Obie partie, niegdyś zaciekłe rywale w zaciekłej kampanii wyborczej, teraz ścigają się, aby sfinalizować porozumienie przed przyszłym tygodniem, mając nadzieję na złagodzenie limitów kredytowych w celu pobudzenia wzrostu gospodarczego i wzmocnienia niemieckiej armii.

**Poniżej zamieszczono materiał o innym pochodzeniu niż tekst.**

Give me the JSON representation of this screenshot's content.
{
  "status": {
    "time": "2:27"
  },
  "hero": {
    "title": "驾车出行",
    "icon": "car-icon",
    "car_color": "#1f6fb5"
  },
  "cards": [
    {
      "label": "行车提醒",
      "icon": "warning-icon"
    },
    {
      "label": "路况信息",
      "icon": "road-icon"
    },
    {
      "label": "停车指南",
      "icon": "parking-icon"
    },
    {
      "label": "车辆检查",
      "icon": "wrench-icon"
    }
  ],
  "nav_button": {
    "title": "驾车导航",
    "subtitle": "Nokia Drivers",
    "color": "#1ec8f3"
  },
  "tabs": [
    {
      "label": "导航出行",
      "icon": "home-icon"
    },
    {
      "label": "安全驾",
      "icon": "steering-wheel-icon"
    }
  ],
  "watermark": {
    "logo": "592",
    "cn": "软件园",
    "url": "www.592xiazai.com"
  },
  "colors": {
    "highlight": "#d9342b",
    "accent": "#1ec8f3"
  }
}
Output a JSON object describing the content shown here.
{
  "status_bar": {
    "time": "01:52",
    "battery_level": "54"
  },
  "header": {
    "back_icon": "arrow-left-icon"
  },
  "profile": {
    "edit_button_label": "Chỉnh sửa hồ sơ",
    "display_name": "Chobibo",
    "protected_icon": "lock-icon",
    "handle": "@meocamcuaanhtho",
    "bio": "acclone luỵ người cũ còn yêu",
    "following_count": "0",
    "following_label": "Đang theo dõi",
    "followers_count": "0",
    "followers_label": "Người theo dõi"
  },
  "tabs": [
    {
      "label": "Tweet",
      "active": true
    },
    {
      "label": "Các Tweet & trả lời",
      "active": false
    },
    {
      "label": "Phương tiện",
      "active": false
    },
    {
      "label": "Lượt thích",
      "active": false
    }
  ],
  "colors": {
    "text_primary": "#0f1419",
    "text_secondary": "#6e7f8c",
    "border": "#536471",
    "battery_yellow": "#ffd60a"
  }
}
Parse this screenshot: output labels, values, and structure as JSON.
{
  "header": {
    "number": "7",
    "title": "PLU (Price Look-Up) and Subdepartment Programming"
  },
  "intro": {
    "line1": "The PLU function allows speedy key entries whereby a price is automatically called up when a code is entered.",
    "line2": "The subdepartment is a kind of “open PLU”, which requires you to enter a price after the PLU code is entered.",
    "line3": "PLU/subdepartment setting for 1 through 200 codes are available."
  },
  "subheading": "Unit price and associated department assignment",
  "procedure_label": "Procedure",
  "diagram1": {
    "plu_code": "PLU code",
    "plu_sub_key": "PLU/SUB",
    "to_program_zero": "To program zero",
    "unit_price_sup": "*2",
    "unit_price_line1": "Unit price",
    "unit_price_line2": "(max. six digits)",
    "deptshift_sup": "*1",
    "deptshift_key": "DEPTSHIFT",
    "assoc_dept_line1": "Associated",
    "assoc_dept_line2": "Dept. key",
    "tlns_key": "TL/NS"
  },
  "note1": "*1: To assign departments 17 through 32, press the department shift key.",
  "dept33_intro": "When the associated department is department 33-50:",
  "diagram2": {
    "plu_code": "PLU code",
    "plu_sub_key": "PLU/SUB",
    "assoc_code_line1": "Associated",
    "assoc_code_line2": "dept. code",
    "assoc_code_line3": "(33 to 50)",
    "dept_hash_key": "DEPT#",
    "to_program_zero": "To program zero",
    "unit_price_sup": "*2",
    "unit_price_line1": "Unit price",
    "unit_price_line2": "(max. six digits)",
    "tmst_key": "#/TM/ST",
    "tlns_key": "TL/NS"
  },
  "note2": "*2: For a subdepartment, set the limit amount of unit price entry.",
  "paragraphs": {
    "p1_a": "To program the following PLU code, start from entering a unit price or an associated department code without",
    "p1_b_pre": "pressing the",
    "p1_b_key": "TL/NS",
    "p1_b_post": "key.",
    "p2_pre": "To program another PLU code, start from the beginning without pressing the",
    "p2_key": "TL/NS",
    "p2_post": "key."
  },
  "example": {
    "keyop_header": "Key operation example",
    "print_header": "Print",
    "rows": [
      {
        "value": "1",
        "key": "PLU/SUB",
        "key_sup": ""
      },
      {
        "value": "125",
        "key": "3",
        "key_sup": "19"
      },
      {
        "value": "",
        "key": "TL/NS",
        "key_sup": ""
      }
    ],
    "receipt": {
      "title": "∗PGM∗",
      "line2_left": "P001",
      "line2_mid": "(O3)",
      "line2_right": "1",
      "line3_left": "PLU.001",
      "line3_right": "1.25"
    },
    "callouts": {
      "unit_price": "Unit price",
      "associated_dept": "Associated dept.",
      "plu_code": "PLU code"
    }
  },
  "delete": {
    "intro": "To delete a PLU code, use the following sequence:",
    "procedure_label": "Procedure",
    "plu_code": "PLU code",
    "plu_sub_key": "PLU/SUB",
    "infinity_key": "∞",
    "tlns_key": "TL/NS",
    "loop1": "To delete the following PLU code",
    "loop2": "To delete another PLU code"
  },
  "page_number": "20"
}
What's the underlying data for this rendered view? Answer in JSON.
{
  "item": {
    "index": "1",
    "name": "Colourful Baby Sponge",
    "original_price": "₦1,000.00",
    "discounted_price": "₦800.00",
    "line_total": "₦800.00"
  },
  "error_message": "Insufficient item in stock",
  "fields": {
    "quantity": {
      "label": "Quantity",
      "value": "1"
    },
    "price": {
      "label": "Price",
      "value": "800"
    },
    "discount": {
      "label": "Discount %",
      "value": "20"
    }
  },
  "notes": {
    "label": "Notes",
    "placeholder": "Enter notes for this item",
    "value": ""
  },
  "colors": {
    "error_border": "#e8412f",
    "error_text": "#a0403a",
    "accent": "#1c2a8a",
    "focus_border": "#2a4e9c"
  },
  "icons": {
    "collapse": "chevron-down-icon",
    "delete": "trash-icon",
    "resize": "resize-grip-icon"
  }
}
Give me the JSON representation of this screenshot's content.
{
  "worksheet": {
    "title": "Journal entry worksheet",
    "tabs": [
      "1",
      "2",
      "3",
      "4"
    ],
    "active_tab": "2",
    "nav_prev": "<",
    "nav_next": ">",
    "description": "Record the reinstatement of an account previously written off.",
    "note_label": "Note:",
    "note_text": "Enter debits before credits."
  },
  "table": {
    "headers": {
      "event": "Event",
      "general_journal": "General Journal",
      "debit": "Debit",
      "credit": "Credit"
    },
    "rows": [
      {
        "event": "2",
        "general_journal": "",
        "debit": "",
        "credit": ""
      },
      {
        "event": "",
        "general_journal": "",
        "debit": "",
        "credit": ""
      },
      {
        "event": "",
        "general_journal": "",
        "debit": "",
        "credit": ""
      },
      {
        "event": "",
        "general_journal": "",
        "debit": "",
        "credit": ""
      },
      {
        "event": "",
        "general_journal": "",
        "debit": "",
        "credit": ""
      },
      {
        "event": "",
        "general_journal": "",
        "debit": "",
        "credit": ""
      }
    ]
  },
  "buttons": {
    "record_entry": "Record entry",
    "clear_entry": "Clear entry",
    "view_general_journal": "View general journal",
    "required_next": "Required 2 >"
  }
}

Merz, któremu zależało na skompletowaniu koalicji przed Wielkanocą, podkreślił pilną potrzebę przejęcia przez Europę odpowiedzialności za własne bezpieczeństwo w obliczu wrogiej Rosji i rosnącej niepewności co do wiarygodności Stanów Zjednoczonych pod rządami prezydenta Donalda Trumpa.
Wśród kluczowych punktów spornych w negocjacjach są polityka migracyjna, wydatki socjalne oraz to, czy wysłać na Ukrainę rakiety dalekiego zasięgu Taurus, co Merz popiera pod pewnymi warunkami, pomimo oporu ustępującego kanclerza Olafa Scholza.
Merz obiecał również wprowadzić surowsze kontrole graniczne, aby ograniczyć nielegalną imigrację, zwiększyć wzrost gospodarczy do co najmniej 1%-2% i obniżyć koszty energii, aby wesprzeć niemieckie firmy. Na razie nie wiadomo jeszcze, czy obu stronom uda się sfinalizować umowę.